Notice the emotive words: “complicate,” “ensnared,” “difficult,” “abandon hopes.” Who wants to take the side of people who complicate things, make things difficult, and cause people to abandon hope?

In recent days, an array of scientists and policy makers have said that nothing so far disclosed — the correspondence and documents include references by prominent climate scientists to deleting potentially embarrassing e-mail messages, keeping papers by competing scientists from publication and making adjustments in research data — undercuts decades of peer-reviewed science.

Finally, in the fifth paragraph, which, in my local newspaper, the Monterey County Herald, didn’t show up until you turned to the continuation of the story on page 11, they give us more specifics. Moreover, although it finally gives us some idea of the upset, it doesn’t let the facts stand alone. The reporters lead in by telling us that an array of scientists and policy makers say it’s no big deal. It’s also true that an array of scientists and policy makers say it is a big deal. But the reporters don’t report that. Also, nowhere do the reporters report that scientists at East Anglia University threw away their data.

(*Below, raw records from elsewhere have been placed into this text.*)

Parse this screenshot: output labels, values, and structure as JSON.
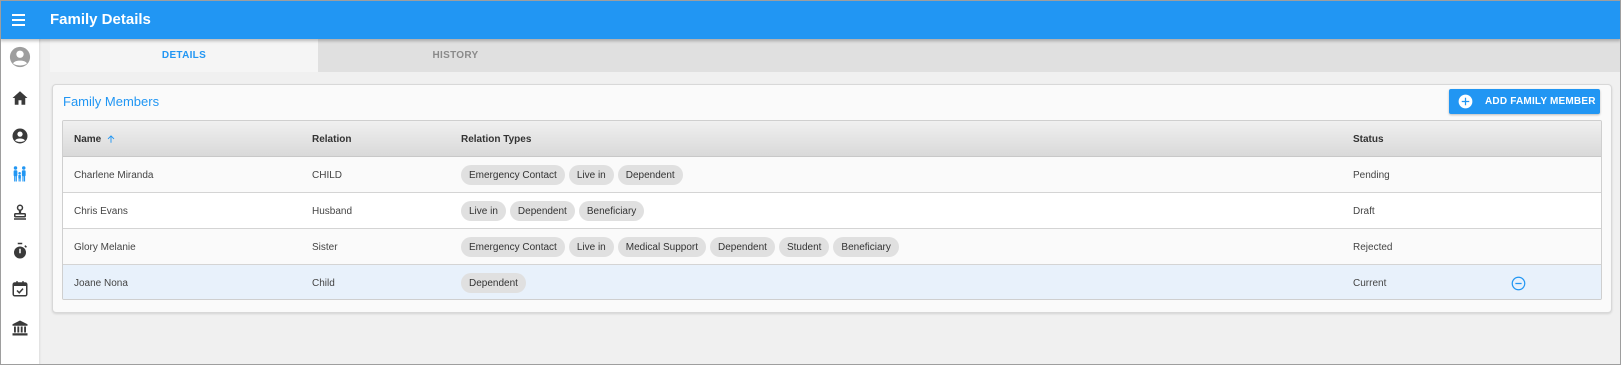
{
  "app": {
    "title": "Family Details"
  },
  "sidebar": {
    "items": [
      {
        "icon": "account-circle-icon"
      },
      {
        "icon": "home-icon"
      },
      {
        "icon": "account-icon"
      },
      {
        "icon": "family-icon",
        "active": true
      },
      {
        "icon": "stamp-icon"
      },
      {
        "icon": "timer-icon"
      },
      {
        "icon": "calendar-check-icon"
      },
      {
        "icon": "bank-icon"
      }
    ]
  },
  "tabs": [
    {
      "label": "DETAILS",
      "active": true
    },
    {
      "label": "HISTORY",
      "active": false
    }
  ],
  "card": {
    "title": "Family Members",
    "add_button_label": "ADD FAMILY MEMBER"
  },
  "table": {
    "columns": {
      "name": "Name",
      "relation": "Relation",
      "relation_types": "Relation Types",
      "status": "Status"
    },
    "rows": [
      {
        "name": "Charlene Miranda",
        "relation": "CHILD",
        "types": [
          "Emergency Contact",
          "Live in",
          "Dependent"
        ],
        "status": "Pending"
      },
      {
        "name": "Chris Evans",
        "relation": "Husband",
        "types": [
          "Live in",
          "Dependent",
          "Beneficiary"
        ],
        "status": "Draft"
      },
      {
        "name": "Glory Melanie",
        "relation": "Sister",
        "types": [
          "Emergency Contact",
          "Live in",
          "Medical Support",
          "Dependent",
          "Student",
          "Beneficiary"
        ],
        "status": "Rejected"
      },
      {
        "name": "Joane Nona",
        "relation": "Child",
        "types": [
          "Dependent"
        ],
        "status": "Current"
      }
    ]
  },
  "colors": {
    "primary": "#2196f3",
    "sidebar_icon": "#3a3a3a",
    "chip_bg": "#e0e0e0"
  }
}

Yet the intensity of the response highlights that skepticism about global warming persists, even as many scientists thought the battle over the reality of human-driven climate change was finally behind them.

The quick impression a reader will get from the above graf is that none of the skepticism exists in the mind of scientists.

On dozens of Web sites and blogs, skeptics and foes of greenhouse gas restrictions take daily aim at the scientific arguments for human-driven climate change. The stolen material was quickly seized upon for the questions it raised about the accessibility of raw data to outsiders and whether some data had been manipulated.

This graf is beautiful. The reporters undercut the importance by emphasizing that foes of GHG restrictions are using the Climategate information and that they take daily aim. So this latest info is simply grist for their mill. Actually, I think the reporters are right on this one. But some of the skeptics and “foes,” at least, are taking aim with scientific arguments, a fact that the reporters avoid.

I could go on. The remaining grafs are in the same vein.